Nestle India share price fell 3 per cent after rising half a per cent in Wednesday’s volatile trade after the FMCG major’s muted performance in the April-June quarter. Nestle India said it has witnessed a sharp decline in out-of-home consumption due to the lockdown. The company also admitted that in the past three months Nestle India experienced volatility, uncertainty and stresses that it had never imagined before, which led to disruptions across the value chain of the company. “Q2 performance was subdued with 2% sales growth, 4% below our expectations. EBITDA and PAT grew 4% and 11%, driven by cost savings and lower tax outgo. Domestic sales grew 3%, while exports and other operating income declined 9% and 50%, respectively,” Emkay Global Financial Services said in its report.
Nestle India shares were trading 2 per cent down at Rs 16,795.4 apiece in comparison, BSE FMCG index was up 0.31 per cent in noon deals.
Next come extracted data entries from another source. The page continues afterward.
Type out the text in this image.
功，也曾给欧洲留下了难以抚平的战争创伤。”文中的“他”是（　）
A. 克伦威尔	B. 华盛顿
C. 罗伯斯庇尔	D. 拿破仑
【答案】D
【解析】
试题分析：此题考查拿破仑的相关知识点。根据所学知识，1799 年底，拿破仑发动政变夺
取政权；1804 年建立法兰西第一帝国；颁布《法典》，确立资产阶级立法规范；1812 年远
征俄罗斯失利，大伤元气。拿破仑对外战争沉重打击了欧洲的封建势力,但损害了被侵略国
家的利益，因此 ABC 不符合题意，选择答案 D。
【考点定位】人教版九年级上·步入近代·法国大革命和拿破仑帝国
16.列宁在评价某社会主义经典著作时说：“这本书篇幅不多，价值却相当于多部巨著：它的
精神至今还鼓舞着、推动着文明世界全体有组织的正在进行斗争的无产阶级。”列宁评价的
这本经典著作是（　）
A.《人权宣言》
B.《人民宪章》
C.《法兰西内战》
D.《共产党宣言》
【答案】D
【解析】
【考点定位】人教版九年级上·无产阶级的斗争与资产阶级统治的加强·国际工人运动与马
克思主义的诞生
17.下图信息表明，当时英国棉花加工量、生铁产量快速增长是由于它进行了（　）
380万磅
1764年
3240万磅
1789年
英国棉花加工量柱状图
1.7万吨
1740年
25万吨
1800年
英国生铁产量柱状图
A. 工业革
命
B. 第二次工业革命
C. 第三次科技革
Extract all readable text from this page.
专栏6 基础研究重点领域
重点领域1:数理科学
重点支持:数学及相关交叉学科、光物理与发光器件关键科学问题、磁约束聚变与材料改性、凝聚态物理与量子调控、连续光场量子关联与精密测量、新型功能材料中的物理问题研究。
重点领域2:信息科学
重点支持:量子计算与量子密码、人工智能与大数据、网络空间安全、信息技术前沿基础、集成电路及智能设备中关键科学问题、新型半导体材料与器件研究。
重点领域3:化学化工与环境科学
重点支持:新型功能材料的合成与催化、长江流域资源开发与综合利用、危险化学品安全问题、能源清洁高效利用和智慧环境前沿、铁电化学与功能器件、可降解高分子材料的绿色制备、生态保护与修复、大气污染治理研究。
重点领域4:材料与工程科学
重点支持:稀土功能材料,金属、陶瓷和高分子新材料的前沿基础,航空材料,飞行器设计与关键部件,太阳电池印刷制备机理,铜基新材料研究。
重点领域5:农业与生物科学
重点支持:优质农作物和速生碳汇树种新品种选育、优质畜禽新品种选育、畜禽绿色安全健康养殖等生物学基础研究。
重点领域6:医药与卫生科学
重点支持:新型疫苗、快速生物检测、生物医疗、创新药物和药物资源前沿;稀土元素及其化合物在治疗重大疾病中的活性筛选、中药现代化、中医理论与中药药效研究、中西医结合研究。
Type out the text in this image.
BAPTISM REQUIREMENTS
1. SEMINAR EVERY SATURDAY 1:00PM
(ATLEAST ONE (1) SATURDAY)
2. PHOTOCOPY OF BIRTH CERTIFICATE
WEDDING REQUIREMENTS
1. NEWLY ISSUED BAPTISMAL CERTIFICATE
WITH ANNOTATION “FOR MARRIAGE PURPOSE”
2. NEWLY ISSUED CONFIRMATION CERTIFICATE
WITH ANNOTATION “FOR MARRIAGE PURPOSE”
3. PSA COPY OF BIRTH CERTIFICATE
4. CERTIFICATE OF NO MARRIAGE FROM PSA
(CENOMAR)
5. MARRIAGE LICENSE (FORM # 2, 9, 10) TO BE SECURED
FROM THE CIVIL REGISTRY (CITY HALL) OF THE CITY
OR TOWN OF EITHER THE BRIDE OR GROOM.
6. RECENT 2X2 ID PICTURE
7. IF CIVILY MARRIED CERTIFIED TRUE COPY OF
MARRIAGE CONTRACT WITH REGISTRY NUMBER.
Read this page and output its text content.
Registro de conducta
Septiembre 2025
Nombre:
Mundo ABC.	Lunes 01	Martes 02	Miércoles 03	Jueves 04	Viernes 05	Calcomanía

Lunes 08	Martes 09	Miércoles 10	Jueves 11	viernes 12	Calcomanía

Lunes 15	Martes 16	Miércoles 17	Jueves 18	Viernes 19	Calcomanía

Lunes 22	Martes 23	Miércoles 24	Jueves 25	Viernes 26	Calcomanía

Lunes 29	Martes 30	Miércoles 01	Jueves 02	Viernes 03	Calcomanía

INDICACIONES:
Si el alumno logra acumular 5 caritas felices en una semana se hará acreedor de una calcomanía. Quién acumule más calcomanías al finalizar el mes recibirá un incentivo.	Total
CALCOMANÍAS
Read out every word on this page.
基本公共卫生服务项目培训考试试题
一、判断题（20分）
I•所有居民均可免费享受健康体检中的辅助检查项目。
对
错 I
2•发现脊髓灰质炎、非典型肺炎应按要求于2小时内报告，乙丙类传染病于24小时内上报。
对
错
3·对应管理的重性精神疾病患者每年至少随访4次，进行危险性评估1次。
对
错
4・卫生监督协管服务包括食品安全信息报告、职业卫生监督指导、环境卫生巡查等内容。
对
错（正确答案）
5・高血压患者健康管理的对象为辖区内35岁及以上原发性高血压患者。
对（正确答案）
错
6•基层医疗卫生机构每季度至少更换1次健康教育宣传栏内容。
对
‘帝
While the benchmark index BSE Sensex was down 0.12 per cent. Nestle India quoted a 52-week high of Rs 18,301 in April this year. Emkay Global Financial Services has given a sell rating to it with a downside of nearly 10 per cent at a 12-month price target of Rs 15,600.
Even as Nestle India experienced a fall in demand in all out-of-home consumption channels, its in-home consumption boosted sales of Everyday dairy whitener, milk other milk-based products and Nescafe. “We reiterate our ADD rating on the stock as it provides high growth resilience in the current environment due to the nature of its portfolio and strong pedigree and distribution strength.” Yes Securities said in a research report. It has pegged a target price of Rs Rs 18,157 apiece, an upside of 6 per cent.
On the back of COVID-19 induced lockdown, which led to production disruption across company’s factories, the sales numbers were below Street’s estimates. Brokerage firm Motilal Oswal Financial Services is ‘neutral’ on the stock with a 2 per cent downside. It has predicted a target of Rs 16,700 apiece. “Nestlé India’s revenues for the quarter disappointed, weighed by ephemeral lockdown issues, which impacted manufacturing,” it said.
However, Nestle India’s Maggi witnessed solid growth towards the end of the quarter after initial supply constraints. The company has also accelerated its digital engagements across key parts of its portfolio, putting out innovative campaigns to engage the consumers.